Recently my spouse and I travelled to South Africa (yes, I know there’s a pandemic on) to deal with a gloomy family matter that required in-person interaction. Being an adult means dealing with things that other people can’t do or don’t want to do.
Literally hours after we arrived, hot on the tail of South African scientists announcing the discovery of a new COVID-19 variant, the world decided to impose a travel ban on … South Africa.
I originally started writing this from a hotel prison when we eventually got back to Canada1We had to pay out of pocket for a flight to Nairobi (in Kenya) where we also had to get another PCR test, before flying on to Amsterdam and then back to Calgary., and back then the so-called variant of concern had been discovered in Alberta in at least eleven people, including one child who went to school with it. As of today, the numbers in 89 countries look bleak. In other words, the travel ban was pointless and ineffective.
It’s good to be back in Canada, but the experience was not enjoyable, and the way things were handled at the airport and hotel were poorly executed. Our forced quarantine is now over, and each of our four PCR tests for us both in the last month came back negative.
In other news, there have been at least three exploits in a very commonly used library called
log4j. There are some estimates that over 60% of all Java-based applications use this library and are therefore likely affected. It reminds me of when Dan Kaminski discovered the cache poisoning vulnerability in DNS in 2008, and it took six months for all major vendors to patch their systems before announcing it. Apparently, that was the plan in this case too, i.e., have a patch ready before announcing, but a proof of concept was released early and that opened the floodgates.

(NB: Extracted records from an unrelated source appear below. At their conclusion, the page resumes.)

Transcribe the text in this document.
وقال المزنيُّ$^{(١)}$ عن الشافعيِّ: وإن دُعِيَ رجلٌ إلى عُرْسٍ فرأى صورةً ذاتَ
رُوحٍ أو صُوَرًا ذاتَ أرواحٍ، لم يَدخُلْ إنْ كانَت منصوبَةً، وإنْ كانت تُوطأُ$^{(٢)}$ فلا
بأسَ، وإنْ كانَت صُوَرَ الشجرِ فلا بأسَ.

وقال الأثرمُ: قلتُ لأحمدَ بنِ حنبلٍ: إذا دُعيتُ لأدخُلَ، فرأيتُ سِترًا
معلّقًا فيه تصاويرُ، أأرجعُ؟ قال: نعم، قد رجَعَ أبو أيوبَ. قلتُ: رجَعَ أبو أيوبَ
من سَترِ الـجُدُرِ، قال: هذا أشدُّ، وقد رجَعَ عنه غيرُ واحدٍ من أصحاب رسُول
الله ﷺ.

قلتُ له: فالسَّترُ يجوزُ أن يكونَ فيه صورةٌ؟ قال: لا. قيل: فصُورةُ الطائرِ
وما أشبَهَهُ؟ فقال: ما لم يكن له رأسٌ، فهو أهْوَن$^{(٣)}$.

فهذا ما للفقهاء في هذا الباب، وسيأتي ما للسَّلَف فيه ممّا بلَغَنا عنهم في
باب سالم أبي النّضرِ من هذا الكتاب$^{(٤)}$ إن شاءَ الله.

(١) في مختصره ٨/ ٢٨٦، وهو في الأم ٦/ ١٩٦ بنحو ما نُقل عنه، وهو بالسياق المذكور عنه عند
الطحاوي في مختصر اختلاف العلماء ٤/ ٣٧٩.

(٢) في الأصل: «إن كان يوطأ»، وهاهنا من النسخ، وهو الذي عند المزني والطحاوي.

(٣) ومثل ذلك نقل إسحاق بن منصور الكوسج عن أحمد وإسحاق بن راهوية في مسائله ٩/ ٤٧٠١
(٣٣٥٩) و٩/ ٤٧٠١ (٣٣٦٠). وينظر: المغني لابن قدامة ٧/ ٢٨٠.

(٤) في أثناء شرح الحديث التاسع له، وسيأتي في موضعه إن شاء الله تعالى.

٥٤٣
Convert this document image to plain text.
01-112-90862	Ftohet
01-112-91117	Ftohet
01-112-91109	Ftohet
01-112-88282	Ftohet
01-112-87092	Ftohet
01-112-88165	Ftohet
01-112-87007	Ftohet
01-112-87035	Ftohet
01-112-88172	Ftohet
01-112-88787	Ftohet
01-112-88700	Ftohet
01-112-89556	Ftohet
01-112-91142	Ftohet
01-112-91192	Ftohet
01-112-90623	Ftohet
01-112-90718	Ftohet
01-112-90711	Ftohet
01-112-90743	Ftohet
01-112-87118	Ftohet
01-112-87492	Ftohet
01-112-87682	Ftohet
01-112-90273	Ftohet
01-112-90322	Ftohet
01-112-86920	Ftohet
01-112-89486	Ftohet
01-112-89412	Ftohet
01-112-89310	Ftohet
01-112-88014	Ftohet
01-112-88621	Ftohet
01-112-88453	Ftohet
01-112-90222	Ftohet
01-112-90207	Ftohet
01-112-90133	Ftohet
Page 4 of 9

Neither of these has anything to do with the Microsoft Data Platform, but in both cases external threats had a major effect on everyone, even those seemingly unaffected.
So, my first question is, have you checked your backups recently? Then, have you reviewed your business continuity plan? No longer do we speak of being hit by a bus or winning the lottery. Now risks are as bizarre as people getting stuck in a different country with no way to access their corporate networks, or colleagues in hospital because someone else coughed near them at a shopping mall.
We will never go back to the way things were. The SARS-CoV-2 coronavirus (the virus) that causes COVID-19 (the illness) will not go away until at least 90% or more of the entire world’s population is vaccinated against it. We are kidding ourselves if we don’t wear masks in public even when fully vaccinated and boosted. This is literally the same thing as defence-in-depth in information security: multiple layers of protection.
I wrote on Twitter a few months ago about how the virus uses spike proteins to latch on to the cells in our body and infect us, in a similar way to how Velcro works. A vaccine is kind of like scraping off the Velcro hooks so that it can’t link up to our cells. As more variants mutate (because people aren’t getting vaccinated for myriad reasons including flat-out racism) these hooks change shape, and the vaccines can’t really keep up unless we remind our bodies what to look out for. In a Transact-SQL sense, we have to think of the virus as being detected with a
WHERE clause, and the protein is becoming increasingly different so we no longer can say
WHERE virus = 'Protein1', now we have to say
WHERE virus LIKE '%Protein%' and hope it catches them in time before they crack open our cells and start to spread.
I’m tired. You’re tired. We need to figure out ways to get more people to vaccinate, and at the same time we need to face the reality that everything we imagined before December 2019 has changed. If you haven’t already, start updating your run books and continuity plans.
P.S. Today is my 45th birthday. I never imagined I’d make it this far, so every day I wake up is a blessing. I would like each of you reading this to think about what you’re grateful for.
- 1We had to pay out of pocket for a flight to Nairobi (in Kenya) where we also had to get another PCR test, before flying on to Amsterdam and then back to Calgary.